Es ist jetzt eine neue Situation. Im Moment kann man das vielleicht so sagen. Aber die strategische Alternative zum Drücken der Preise ist, dem Gast Mehrwert zu bieten.

Alle sprechen von Kooperationen in den touristischen Destinationen. Glauben Sie wirklich daran?

Ja, jetzt glaube ich daran, weil der Leidensdruck so gross ist, dass jeder von sich aus auf den anderen zugeht. Synergien beim Personal oder im Vertrieb sind jetzt möglich.

Andere Rezepte hat man an der Delegiertenversammlung keine gehört.

Doch, wir bearbeiten jetzt prioritär den Schweizer Markt. Mittelfristig auch wieder unsere Stammmärkte im Ausland, langfristig sogar neue Märkte. Aber natürlich, wir befinden uns in einer Ad-hoc-Situation.

Sehen Sie eine Strukturbereinigung in der Bündner Hotellerie kommen?

Ja, wie noch nie. Dies hat stark mit der Kursbereinigung zu tun. Je tiefer der Euro-Kurs langfristig bleibt, umso grösser werden die Korrekturen in der Branche sein.

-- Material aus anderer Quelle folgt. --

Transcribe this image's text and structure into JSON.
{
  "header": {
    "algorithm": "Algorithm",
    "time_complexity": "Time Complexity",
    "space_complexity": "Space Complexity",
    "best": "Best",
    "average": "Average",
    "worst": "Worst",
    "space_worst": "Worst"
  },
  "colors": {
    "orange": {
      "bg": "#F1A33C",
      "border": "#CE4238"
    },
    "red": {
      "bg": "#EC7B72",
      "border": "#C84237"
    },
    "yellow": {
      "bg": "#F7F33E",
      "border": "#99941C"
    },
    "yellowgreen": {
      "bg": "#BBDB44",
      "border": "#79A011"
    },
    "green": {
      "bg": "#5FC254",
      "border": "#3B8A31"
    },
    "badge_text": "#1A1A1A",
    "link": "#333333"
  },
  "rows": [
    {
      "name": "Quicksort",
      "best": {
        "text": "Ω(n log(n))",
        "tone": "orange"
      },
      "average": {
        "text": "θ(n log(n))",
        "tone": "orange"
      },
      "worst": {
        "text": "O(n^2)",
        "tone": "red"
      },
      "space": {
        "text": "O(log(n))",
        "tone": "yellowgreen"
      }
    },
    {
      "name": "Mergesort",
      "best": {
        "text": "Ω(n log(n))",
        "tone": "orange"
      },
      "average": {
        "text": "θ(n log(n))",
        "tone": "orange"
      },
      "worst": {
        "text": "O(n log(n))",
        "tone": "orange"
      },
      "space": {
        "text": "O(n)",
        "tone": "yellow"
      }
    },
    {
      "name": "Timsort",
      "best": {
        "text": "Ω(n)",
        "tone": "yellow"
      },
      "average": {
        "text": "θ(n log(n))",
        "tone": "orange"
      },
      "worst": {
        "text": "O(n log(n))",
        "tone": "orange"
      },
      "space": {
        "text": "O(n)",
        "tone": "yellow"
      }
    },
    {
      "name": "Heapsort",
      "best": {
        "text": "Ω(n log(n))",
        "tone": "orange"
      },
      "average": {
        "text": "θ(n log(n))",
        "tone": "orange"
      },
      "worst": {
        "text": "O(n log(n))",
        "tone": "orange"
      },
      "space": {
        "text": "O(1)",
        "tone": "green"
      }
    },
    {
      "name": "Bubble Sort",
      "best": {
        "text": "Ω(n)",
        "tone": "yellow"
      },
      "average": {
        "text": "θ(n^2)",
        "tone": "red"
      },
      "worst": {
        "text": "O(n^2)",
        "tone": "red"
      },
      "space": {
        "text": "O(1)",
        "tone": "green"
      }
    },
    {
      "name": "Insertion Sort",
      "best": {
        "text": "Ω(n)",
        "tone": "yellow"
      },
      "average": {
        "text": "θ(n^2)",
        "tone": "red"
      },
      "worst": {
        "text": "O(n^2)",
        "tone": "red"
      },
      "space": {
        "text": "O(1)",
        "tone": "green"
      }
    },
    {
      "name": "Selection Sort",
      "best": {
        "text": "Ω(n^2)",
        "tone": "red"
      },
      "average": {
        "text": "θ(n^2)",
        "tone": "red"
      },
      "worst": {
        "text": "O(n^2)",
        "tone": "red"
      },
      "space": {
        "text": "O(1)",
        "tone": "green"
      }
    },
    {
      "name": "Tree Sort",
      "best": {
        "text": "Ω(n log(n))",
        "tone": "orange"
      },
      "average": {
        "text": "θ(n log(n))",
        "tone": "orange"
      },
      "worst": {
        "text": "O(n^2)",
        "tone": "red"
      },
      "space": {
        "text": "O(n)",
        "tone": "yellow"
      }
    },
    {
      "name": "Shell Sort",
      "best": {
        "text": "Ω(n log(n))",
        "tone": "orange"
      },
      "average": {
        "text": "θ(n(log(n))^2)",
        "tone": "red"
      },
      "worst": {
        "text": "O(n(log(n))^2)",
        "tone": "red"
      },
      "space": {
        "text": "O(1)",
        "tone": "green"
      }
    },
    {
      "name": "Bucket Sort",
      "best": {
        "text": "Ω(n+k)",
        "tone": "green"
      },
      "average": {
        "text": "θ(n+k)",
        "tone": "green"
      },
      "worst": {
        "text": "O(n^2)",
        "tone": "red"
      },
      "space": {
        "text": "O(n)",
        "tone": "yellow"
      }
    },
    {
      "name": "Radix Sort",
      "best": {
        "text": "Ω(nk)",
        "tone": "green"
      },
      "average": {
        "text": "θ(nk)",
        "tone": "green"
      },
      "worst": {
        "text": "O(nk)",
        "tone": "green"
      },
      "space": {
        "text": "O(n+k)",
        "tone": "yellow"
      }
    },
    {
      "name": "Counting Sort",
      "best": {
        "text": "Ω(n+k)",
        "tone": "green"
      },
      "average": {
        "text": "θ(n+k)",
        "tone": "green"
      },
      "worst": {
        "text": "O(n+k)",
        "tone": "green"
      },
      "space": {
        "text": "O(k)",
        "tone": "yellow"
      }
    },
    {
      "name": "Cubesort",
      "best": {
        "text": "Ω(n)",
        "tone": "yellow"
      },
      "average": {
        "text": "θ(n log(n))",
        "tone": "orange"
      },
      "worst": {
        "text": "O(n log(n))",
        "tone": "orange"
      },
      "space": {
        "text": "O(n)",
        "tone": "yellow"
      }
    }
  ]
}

Wen trifft es vor allem? 3-Sterne- Hotels? 4-Sterne-Hotels?

Es wird all jene treffen, die in den letzten Jahren nicht investiert haben und keine Nähe zu ihren Gästen gelebt haben.

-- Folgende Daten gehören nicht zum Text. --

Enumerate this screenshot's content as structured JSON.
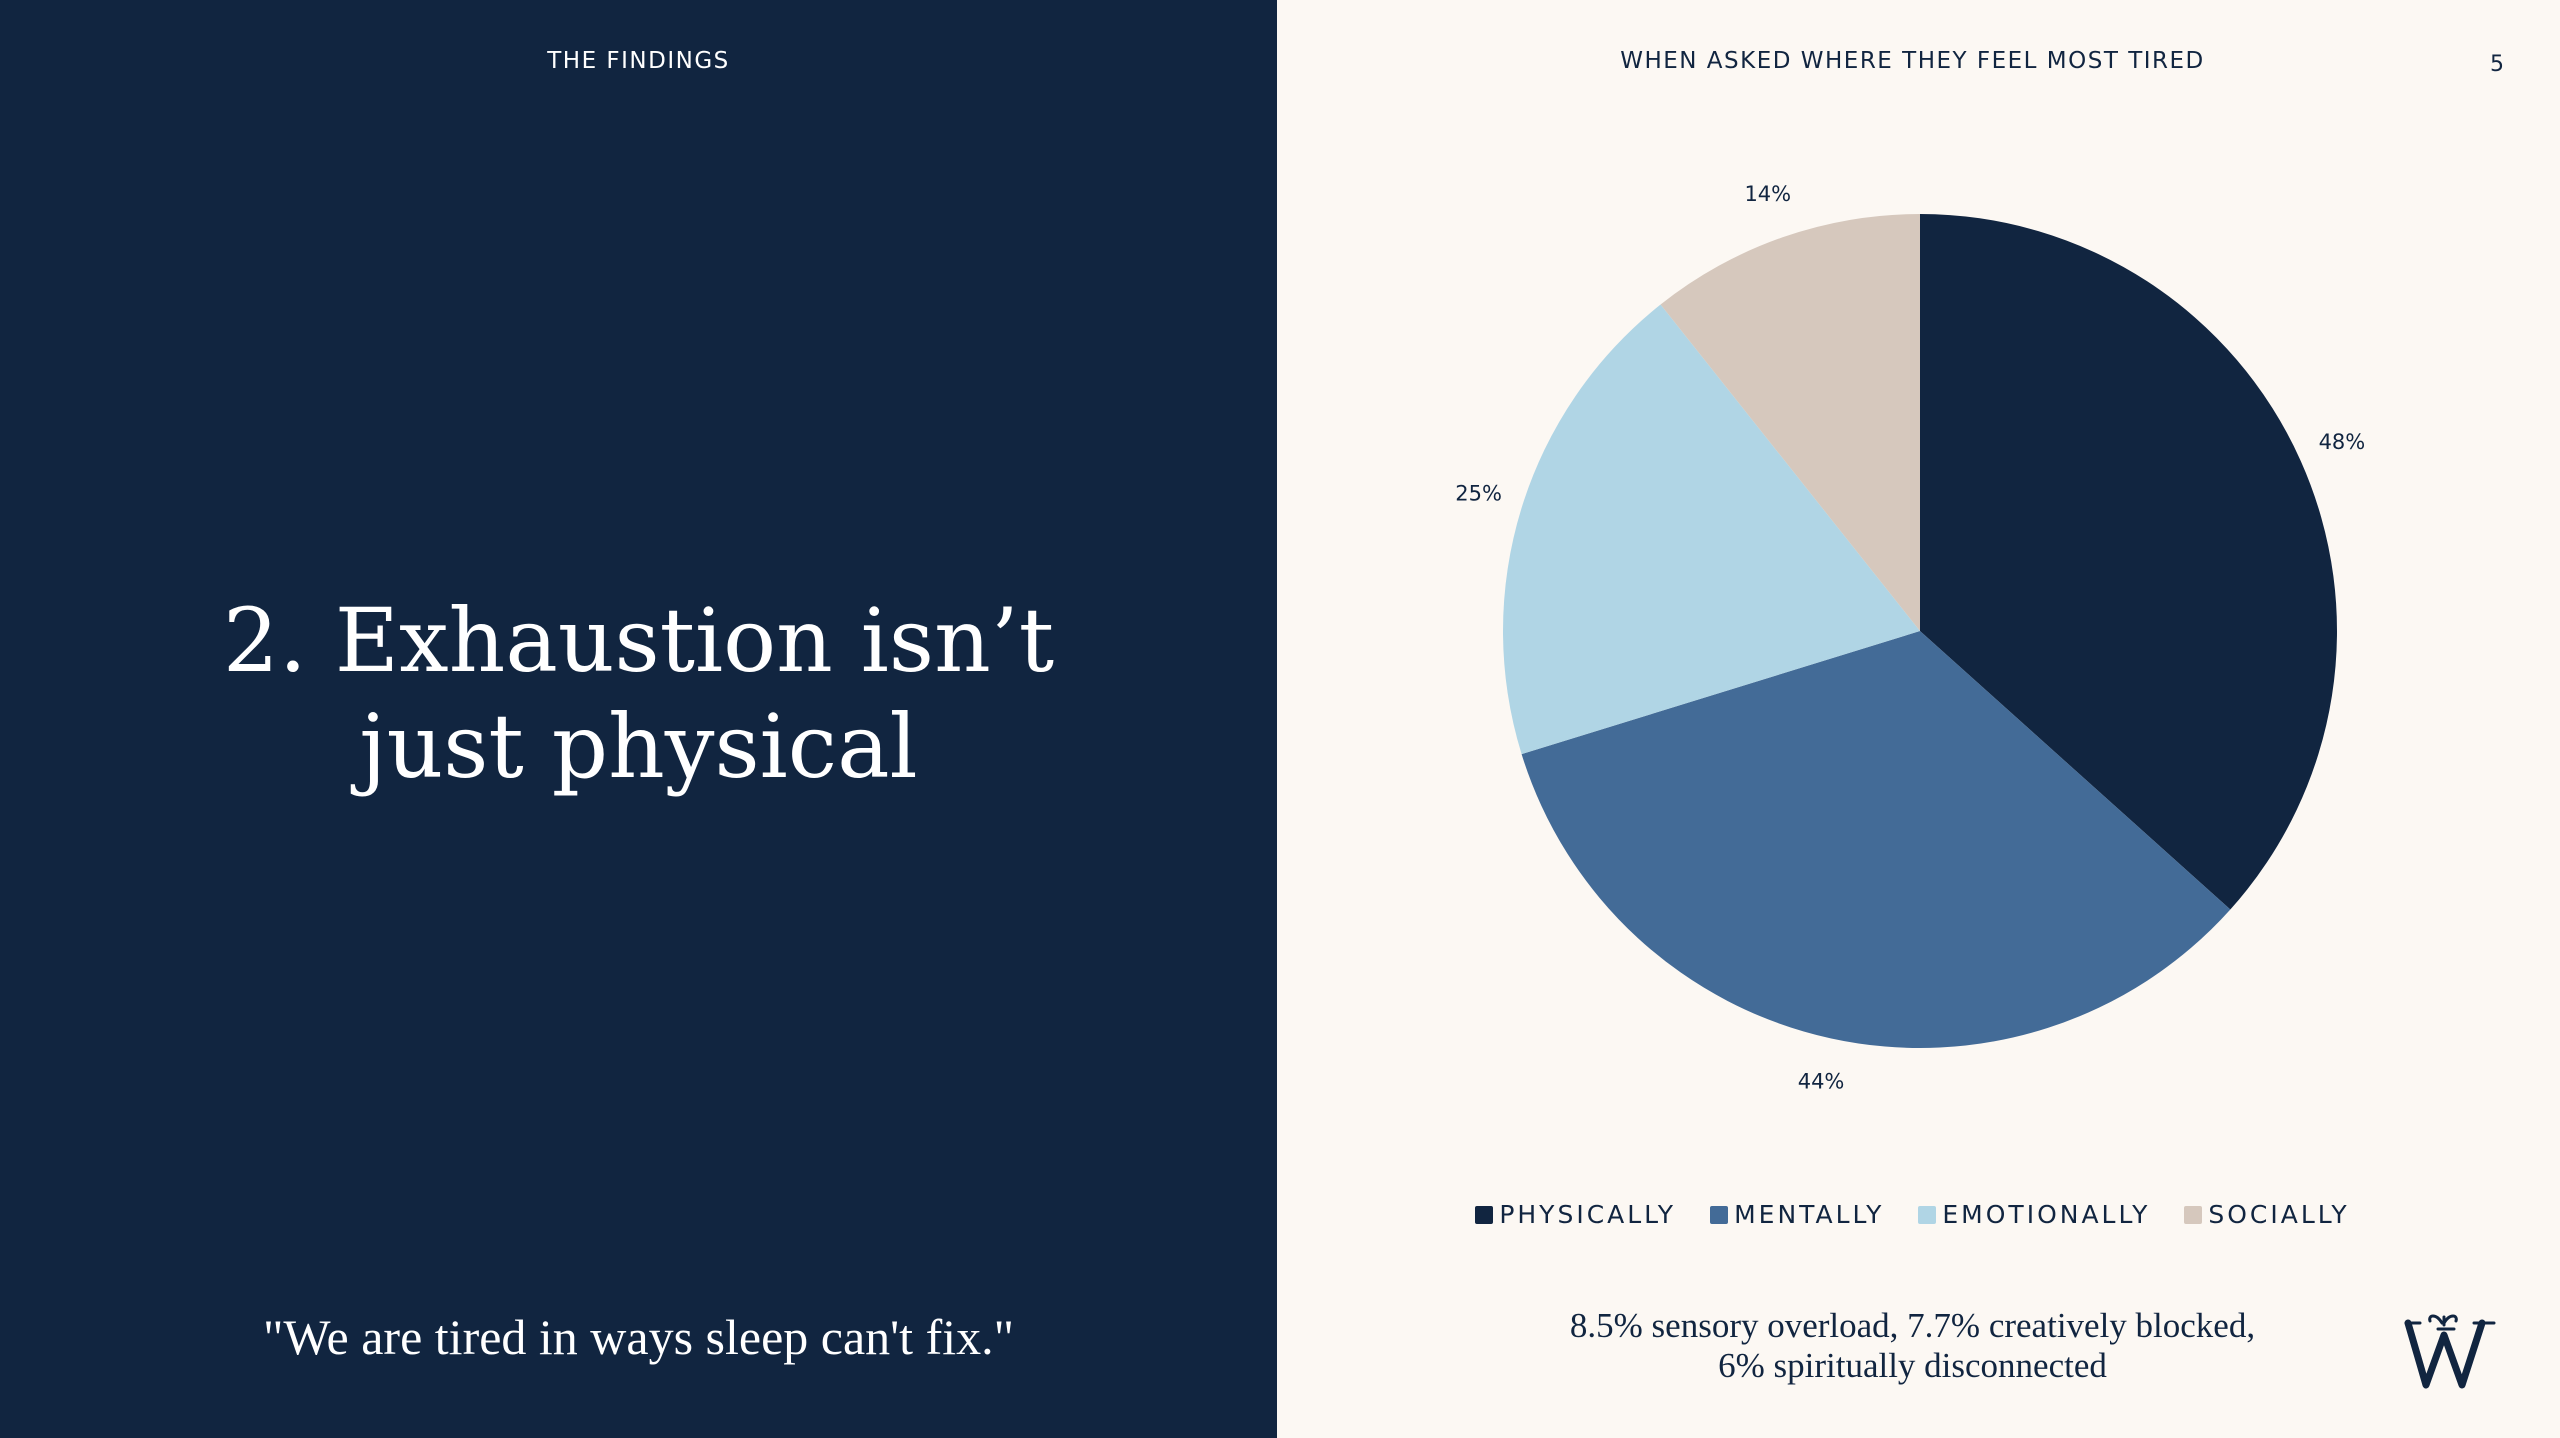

Haben Sie eine Prognose in Prozent?

Hotelleriesuisse sagt, bei einem Euro-Wechselkurs von 1:1 gebe es ein gefährdetes Potenzial von einem Drittel.

Dies trifft auch für Graubünden zu?

Ja, sofern der Kurs bei 1:1 bleibt oder er noch tiefer fällt. Dies hat nichts mit Sterne-Kategorien zu tun. Jene, die ihre Hausaufgaben nicht gemacht haben, sind gefährdet – und bei diesen ist alles möglich.